Buraya kadar hep olumlu yönlerden bahsederek yazdım. “Peki hiç mi olumsuz yönü yok?” diyebilirsiniz; var. Okulda çok daha başarılı notlar alabilecekken vasat notlarla geçtiğim çok ders oldu. Ancak şimdiye kadar hiçbir dersten kalmadım. Çalıştığım süreleri hep verimli kullanmaya çalıştım. Önümüzde, geleceğimizde yapmamız gereken o kadar çok şey var ki. Bunları görünce, şu genç yaşımızda yoruldum demeye utanmalıyız. Aile kısmına gelecek olursak… Ailemle çok daha az vakit geçirmek mecburiyetinde kalmam gereken zamanlar oldu. Bir keresinde annemin tüm gün uğraşıp hazırladığı yemek sofrasında sadece 5 dakika kalabilmiştim. Sanırım ömür boyu aç kalacağım, asla doymayacağım bir sofra olarak aklımda yer edinecek o sofra. Ama şunu söyleyebilirim ki, başarının en güzel yanı, ailenizin sizinle gurur duyduğunu hissettiğiniz, çevrenizdekilerin size ışıltılı gözlerle baktığı o an oluyor. O yaşlı gözleri görünce, iyi ki buradayım diyorsunuz. 

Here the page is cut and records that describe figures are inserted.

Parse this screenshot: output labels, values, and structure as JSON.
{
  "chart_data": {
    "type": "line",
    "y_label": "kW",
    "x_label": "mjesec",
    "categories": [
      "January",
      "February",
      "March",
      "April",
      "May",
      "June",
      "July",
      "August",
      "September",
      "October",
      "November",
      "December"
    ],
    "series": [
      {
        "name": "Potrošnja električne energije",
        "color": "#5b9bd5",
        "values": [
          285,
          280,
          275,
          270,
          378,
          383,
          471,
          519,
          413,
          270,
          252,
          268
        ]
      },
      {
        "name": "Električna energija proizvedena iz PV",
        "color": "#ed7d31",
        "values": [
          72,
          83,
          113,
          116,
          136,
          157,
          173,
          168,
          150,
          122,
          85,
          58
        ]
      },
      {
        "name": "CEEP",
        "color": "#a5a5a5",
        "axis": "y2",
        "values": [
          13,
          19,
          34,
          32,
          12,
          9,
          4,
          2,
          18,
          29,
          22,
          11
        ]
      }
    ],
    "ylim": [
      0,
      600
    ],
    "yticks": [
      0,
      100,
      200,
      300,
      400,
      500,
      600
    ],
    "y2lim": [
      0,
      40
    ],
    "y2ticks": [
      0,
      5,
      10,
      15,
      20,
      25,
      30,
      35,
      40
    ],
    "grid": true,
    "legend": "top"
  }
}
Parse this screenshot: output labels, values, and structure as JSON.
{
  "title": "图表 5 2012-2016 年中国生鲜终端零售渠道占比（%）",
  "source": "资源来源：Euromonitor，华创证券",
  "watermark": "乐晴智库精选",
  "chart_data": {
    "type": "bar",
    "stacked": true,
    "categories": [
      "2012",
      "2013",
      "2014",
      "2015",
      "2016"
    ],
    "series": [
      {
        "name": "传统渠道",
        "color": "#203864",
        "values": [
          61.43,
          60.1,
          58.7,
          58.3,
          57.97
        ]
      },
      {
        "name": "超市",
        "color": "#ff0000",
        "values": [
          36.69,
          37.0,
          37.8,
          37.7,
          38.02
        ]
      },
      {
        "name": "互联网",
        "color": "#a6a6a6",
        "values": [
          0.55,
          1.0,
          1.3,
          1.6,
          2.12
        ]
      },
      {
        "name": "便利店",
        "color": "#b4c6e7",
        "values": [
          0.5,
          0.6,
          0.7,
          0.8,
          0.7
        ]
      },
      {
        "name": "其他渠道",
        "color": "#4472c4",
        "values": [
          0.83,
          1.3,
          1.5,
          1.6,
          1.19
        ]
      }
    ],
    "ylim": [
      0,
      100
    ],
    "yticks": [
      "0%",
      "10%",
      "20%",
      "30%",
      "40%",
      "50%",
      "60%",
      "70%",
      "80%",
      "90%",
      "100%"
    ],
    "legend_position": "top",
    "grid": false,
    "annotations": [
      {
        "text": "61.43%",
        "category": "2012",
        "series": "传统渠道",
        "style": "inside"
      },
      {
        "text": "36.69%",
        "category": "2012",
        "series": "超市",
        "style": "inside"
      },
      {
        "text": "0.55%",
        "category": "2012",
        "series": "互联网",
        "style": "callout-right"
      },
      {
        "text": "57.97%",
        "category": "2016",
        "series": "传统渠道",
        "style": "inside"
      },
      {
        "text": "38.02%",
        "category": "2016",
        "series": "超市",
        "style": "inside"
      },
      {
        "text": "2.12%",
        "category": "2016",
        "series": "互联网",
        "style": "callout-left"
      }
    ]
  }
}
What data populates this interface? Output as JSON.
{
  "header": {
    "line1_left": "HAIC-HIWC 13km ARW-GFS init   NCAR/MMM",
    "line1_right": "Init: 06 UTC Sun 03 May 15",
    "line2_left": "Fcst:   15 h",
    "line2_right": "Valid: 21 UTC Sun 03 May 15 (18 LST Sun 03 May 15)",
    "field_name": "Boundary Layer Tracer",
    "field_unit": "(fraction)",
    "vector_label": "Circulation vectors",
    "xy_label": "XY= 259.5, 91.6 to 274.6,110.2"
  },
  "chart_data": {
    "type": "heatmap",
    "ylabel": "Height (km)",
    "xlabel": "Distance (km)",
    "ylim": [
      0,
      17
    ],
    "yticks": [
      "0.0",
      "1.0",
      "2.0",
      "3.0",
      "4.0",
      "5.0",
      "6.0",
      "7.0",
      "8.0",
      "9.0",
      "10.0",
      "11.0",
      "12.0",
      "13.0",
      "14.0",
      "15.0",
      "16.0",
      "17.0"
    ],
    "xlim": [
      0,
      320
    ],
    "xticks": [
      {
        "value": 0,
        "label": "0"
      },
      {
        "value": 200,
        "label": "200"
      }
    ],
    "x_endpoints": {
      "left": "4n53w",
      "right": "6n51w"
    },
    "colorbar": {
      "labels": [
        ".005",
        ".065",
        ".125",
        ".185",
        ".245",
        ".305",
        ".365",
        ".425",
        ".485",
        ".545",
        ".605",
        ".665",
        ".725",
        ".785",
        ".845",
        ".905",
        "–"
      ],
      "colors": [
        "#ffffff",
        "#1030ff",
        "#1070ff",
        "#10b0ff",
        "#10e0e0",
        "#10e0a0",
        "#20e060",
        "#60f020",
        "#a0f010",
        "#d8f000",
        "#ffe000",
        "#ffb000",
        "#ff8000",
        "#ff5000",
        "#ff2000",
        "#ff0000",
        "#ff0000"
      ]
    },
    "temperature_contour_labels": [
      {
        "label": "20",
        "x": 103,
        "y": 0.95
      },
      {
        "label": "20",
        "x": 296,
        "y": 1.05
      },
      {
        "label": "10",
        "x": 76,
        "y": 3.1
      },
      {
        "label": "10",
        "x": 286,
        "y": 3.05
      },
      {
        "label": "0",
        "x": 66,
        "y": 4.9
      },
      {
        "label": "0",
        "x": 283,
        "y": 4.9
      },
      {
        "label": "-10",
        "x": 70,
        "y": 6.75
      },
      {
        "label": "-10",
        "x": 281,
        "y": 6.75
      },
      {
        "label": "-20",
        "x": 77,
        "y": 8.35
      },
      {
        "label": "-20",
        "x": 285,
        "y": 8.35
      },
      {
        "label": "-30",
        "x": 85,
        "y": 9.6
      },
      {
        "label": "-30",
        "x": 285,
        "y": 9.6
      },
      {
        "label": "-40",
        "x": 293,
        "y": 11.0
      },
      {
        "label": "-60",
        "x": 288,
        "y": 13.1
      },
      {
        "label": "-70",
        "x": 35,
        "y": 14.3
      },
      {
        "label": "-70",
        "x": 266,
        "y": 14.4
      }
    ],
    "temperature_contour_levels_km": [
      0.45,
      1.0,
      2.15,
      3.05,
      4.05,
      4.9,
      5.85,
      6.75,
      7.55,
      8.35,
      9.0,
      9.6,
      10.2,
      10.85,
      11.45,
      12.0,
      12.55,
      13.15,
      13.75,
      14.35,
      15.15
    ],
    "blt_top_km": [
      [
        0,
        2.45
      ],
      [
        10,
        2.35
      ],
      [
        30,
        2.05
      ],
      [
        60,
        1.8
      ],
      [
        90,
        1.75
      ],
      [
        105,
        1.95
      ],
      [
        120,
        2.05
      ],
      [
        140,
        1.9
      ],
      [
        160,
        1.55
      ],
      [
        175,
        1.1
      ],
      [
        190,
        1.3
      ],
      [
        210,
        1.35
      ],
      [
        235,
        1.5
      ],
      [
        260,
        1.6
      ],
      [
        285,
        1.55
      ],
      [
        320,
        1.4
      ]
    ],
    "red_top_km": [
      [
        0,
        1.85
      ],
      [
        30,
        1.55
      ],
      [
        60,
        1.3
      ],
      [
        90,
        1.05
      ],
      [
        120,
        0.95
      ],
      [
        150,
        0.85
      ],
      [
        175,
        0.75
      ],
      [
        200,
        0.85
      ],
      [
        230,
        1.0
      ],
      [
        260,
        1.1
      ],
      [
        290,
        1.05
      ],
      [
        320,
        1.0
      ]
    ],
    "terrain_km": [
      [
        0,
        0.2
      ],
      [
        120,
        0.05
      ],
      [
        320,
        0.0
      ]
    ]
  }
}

Gel gelelim projenin sonuç kısmına. Sonucu başarılı da olsa başarısız da olsa tüm girişimler deneyim kazandırır. Bu deneyim, başarı kaynaklı ise daha çok başarmaya; başarısızlık kaynaklı ise tekrar deneyip başarmaya itecektir. Nelson Mandela “Ben asla yenilmem!” der. Böyle bir söz normal şartlarda egolu, iddialı bir söz olarak algılanabilir. Ancak sözün devamı şöyle; “Ya kazanırım, ya da ders alırım!” 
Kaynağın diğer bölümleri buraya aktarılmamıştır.